Principle:Predibase Lorax Model Registry Selection
| Knowledge Sources | |
|---|---|
| Domains | Model_Architecture, Model_Serving |
| Last Updated | 2026-02-08 02:00 GMT |
Overview
A factory pattern that selects and instantiates the appropriate model architecture class based on configuration metadata, supporting 20+ transformer variants with quantization and sharding options.
Description
Model Registry Selection solves the problem of supporting diverse model architectures (Llama, Mistral, Gemma, Qwen, etc.) behind a single unified interface. Instead of requiring users to know which class to instantiate, a factory function inspects the model configuration (model_type field from HuggingFace config) and maps it to the correct implementation class.

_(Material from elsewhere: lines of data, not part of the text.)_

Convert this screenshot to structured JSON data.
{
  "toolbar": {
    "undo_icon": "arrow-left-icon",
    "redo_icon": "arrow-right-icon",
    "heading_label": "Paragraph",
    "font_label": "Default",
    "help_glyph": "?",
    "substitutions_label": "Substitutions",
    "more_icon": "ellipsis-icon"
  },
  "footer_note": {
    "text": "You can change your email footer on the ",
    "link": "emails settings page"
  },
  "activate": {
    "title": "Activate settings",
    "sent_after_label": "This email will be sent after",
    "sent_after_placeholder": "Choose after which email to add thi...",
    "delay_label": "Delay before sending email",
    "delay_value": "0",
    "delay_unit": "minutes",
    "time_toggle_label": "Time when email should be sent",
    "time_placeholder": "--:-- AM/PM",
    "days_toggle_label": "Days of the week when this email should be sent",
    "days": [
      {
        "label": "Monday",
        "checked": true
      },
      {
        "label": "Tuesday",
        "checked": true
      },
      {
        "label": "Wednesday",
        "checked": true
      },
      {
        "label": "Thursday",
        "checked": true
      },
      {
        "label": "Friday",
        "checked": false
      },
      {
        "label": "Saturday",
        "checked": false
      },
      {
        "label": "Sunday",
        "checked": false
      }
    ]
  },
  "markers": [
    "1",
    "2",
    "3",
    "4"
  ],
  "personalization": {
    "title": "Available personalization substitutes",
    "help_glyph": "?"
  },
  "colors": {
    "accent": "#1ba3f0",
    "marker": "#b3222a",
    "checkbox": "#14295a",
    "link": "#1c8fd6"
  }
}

This decouples the model ID from the implementation, allowing new architectures to be added without changing the serving interface.
Usage
Use this principle when initializing a LoRAX inference server with a specific base model. The factory pattern is invoked once at server startup and determines which model class handles all subsequent inference requests.
Theoretical Basis
The factory pattern follows a type-dispatch approach:
Pseudo-code:
# Abstract factory pattern
config = load_config(model_id) # Fetch HuggingFace config
model_type = config["model_type"] # e.g., "llama", "mistral"
dtype = resolve_dtype(config, user_dtype) # float16/bfloat16
ModelClass = registry[model_type] # Lookup in architecture map
model = ModelClass(model_id, quantize, dtype, ...)
return model
The registry maps model_type strings to concrete Model subclasses. Each subclass knows how to load its specific architecture (attention patterns, MLP structure, embedding scheme).